As illustrated by today's research materials, the state of the art in spinal cord regeneration is improving. Scientists have produce engineered implants consisting of stem cells and hydrogel scaffold material intended to provide an environment conducive to nerve regeneration, and the results in mice are promising. Considered at the high level, this sort of work on implanted scaffolds containing a mix of cell types has been going on for two decades or more. The important advances are all in the details, building the right sort of environment of cells, cell signaling, and supporting metabolites.

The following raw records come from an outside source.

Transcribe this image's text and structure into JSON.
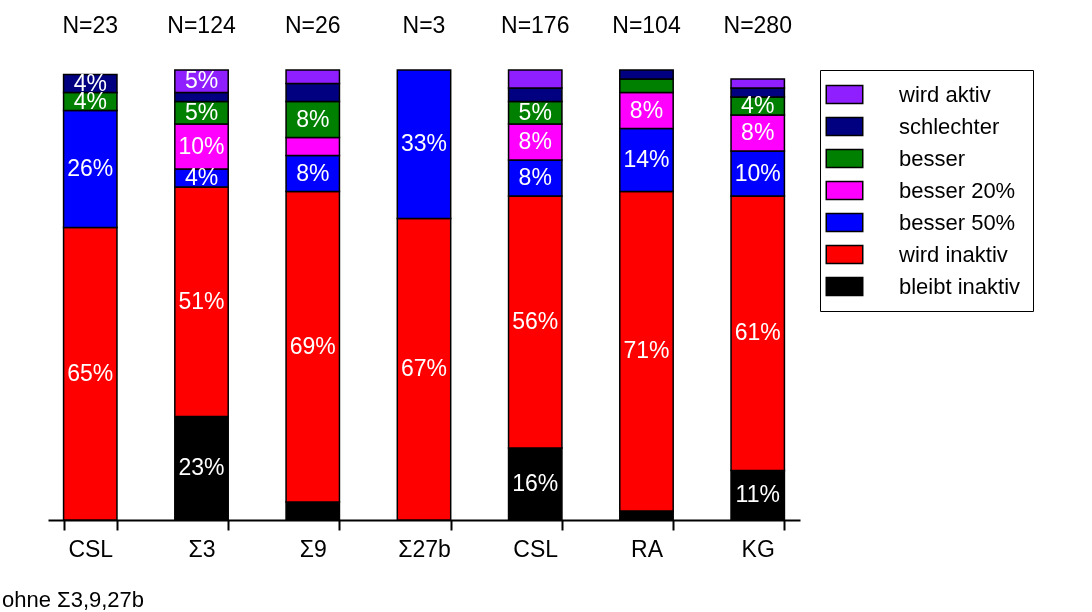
{
  "chart_data": {
    "type": "bar",
    "stacked": true,
    "categories": [
      "CSL",
      "Σ3",
      "Σ9",
      "Σ27b",
      "CSL",
      "RA",
      "KG"
    ],
    "series": [
      {
        "name": "bleibt inaktiv",
        "color": "#000000",
        "values": [
          0,
          23,
          4,
          0,
          16,
          2,
          11
        ],
        "value_labels": [
          null,
          "23%",
          null,
          null,
          "16%",
          null,
          "11%"
        ]
      },
      {
        "name": "wird inaktiv",
        "color": "#ff0000",
        "values": [
          65,
          51,
          69,
          67,
          56,
          71,
          61
        ],
        "value_labels": [
          "65%",
          "51%",
          "69%",
          "67%",
          "56%",
          "71%",
          "61%"
        ]
      },
      {
        "name": "besser 50%",
        "color": "#0000ff",
        "values": [
          26,
          4,
          8,
          33,
          8,
          14,
          10
        ],
        "value_labels": [
          "26%",
          "4%",
          "8%",
          "33%",
          "8%",
          "14%",
          "10%"
        ]
      },
      {
        "name": "besser 20%",
        "color": "#ff00ff",
        "values": [
          0,
          10,
          4,
          0,
          8,
          8,
          8
        ],
        "value_labels": [
          null,
          "10%",
          null,
          null,
          "8%",
          "8%",
          "8%"
        ]
      },
      {
        "name": "besser",
        "color": "#008000",
        "values": [
          4,
          5,
          8,
          0,
          5,
          3,
          4
        ],
        "value_labels": [
          "4%",
          "5%",
          "8%",
          null,
          "5%",
          null,
          "4%"
        ]
      },
      {
        "name": "schlechter",
        "color": "#000080",
        "values": [
          4,
          2,
          4,
          0,
          3,
          2,
          2
        ],
        "value_labels": [
          "4%",
          null,
          null,
          null,
          null,
          null,
          null
        ]
      },
      {
        "name": "wird aktiv",
        "color": "#8f1fff",
        "values": [
          0,
          5,
          3,
          0,
          4,
          0,
          2
        ],
        "value_labels": [
          null,
          "5%",
          null,
          null,
          null,
          null,
          null
        ]
      }
    ],
    "ylim": [
      0,
      100
    ],
    "tick_labels": "x",
    "grid": false,
    "legend": "right",
    "annotations": [
      "N=23",
      "N=124",
      "N=26",
      "N=3",
      "N=176",
      "N=104",
      "N=280",
      "ohne Σ3,9,27b"
    ]
  }
}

All mammals are in principle capable of regenerating nerves. Those nerves were, after all, constructed during early life and then later maintained. Unfortunately adult mammalian tissues have suppressed much of the regeneration that can take place in a developing embryo or very young child. Researchers in the field of regenerative medicine are thus attempting to find the points of control and regulation that will bypass that suppression, allowing cells in injured nerve tissue to act as they did during development. The results here seem an important step in that direction.
Researchers have engineered 3D human spinal cord tissues and implanted them in an animal model with long-term chronic paralysis, demonstrating high rates of success in restoring walking abilities. Now, the researchers are preparing for the next stage of the study, clinical trials in human patients. They hope that within a few years the engineered tissues will be implanted in paralyzed individuals enabling them to stand up and walk again.
"Our technology is based on taking a small biopsy of belly fat tissue from the patient. This tissue, like all tissues in our body, consists of cells together with an extracellular matrix comprising substances like collagens and sugars. After separating the cells from the extracellular matrix we used genetic engineering to reprogram the cells, reverting them to a state that resembles embryonic stem cells - namely cells capable of becoming any type of cell in the body."
The human spinal cord implants were then implanted in two different groups of animal models: those who had only recently been paralyzed (the acute model) and those who had been paralyzed for a long time (the chronic model) - equivalent to one year in human terms. Following the implantation, 100% of the animals with acute paralysis and 80% of those with chronic paralysis regained their ability to walk. Encouragingly, the model animals underwent a rapid rehabilitation process, at the end of which they could walk quite well.
Cell therapy using induced pluripotent stem cell-derived neurons is considered a promising approach to regenerate the injured spinal cord (SC). However, the scar formed at the chronic phase is not a permissive microenvironment for cell or biomaterial engraftment or for tissue assembly. Engineering of a functional human neuronal network is now reported by mimicking the embryonic development of the SC in a 3D dynamic biomaterial-based microenvironment. Throughout the in vitro cultivation stage, the system's components have a synergistic effect, providing appropriate cues for SC neurogenesis. While the initial biomaterial supported efficient cell differentiation in 3D, the cells remodeled it to provide an inductive microenvironment for the assembly of functional SC implants. The engineered tissues are characterized for morphology and function, and their therapeutic potential is investigated, revealing improved structural and functional outcomes after acute and chronic SC injuries. Such technology is envisioned to be translated to the clinic to rewire human injured SC.